Il s’était bien reposé. Une légère fatigue au front, tout au plus, mais son esprit était gai et joyeux. Il se retourna : elle était là, endormie, belle, plus belle que tout. Oh oui il l’aimait. Pourrait-il seulement se passer de sa présence, supporter de se réveiller sans la voir, sans la sentir près de lui ? Il eut une impression étrange, d’avoir déjà pensé ça ou quelque chose de la sorte, mais ne se souvint pas. Cela n’avait aucune importance.

Il se laissa aller à songer. Reprendre contact avec le réel... le réel. Il se souvint avoir rêvé, mais pas de quoi ni comment, et il en est souvent ainsi avec les rêves. Pourtant, pourtant... une petite voix criait dans son crâne, et ce n’était qu’un murmure à peine audible. Que disait-elle ? Impossible à savoir, mais c’était inquiétant. Aussitôt il sut que quelque chose le troublait sans arriver à comprendre quoi.

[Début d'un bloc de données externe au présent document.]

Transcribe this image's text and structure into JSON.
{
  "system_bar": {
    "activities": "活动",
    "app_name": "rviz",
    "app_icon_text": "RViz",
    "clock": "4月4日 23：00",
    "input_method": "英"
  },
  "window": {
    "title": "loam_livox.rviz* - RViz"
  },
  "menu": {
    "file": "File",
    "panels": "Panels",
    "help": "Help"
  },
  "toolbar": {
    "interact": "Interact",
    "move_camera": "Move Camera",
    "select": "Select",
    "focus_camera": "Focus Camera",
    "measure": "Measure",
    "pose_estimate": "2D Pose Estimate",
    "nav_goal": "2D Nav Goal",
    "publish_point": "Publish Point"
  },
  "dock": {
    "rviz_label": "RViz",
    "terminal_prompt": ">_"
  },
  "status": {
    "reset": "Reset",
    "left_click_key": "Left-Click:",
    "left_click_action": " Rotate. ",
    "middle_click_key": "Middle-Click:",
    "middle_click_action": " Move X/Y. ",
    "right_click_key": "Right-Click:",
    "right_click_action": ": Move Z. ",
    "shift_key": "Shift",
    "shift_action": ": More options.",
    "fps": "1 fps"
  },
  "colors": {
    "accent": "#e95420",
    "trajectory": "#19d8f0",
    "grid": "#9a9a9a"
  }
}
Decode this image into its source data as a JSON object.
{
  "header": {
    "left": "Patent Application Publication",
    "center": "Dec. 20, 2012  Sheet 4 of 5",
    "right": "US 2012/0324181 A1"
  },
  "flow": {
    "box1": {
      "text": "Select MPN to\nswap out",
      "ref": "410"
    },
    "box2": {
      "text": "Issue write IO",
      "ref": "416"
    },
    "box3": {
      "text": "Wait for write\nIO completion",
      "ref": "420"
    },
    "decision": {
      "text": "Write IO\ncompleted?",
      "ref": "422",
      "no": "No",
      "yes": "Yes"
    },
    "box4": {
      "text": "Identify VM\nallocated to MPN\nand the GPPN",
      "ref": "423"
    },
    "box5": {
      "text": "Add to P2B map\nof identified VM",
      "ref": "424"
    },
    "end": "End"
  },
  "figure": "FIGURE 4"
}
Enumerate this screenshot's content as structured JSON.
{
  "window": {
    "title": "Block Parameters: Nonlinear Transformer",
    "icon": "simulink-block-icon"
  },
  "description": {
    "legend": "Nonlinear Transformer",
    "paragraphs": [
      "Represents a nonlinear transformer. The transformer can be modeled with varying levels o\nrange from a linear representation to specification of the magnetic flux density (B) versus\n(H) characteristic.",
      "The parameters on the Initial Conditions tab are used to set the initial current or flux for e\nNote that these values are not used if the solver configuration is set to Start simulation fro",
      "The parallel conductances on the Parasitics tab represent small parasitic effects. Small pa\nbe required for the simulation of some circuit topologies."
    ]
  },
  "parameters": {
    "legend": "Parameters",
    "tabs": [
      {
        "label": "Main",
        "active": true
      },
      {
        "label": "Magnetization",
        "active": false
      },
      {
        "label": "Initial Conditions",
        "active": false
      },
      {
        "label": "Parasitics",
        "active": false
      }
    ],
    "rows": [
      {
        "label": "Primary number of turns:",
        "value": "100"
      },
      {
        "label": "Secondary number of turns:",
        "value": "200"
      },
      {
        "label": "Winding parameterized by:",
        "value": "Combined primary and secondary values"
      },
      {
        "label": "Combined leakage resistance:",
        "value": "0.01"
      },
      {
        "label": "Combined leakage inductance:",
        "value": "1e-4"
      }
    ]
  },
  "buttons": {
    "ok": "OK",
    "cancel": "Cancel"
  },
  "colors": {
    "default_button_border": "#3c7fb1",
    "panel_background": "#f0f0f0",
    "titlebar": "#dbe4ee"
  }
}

Et voici qu’un premier élément revint, sans qu’il puisse affirmer qu’il n’ait jamais eu quelque lien avec la voix, mais suffisamment préoccupant pour s’en soucier. Il secoua légèrement son aimée et, d’un ton inquiet, demanda :

« Où sont-ils ? »

« Ils sont partis, tu le sais bien. »

« Non, je ne sais pas. »

Et il ne savait vraiment pas. Comment aurait-il pu le savoir, il dormait depuis si longtemps. Qu’importait...

« Tant mieux, répondit-il, je n’aime pas ces étrangers. »

« Pourquoi les abriter alors ? »

Elle parlait sur le ton de la plaisanterie, elle connaissait la réponse.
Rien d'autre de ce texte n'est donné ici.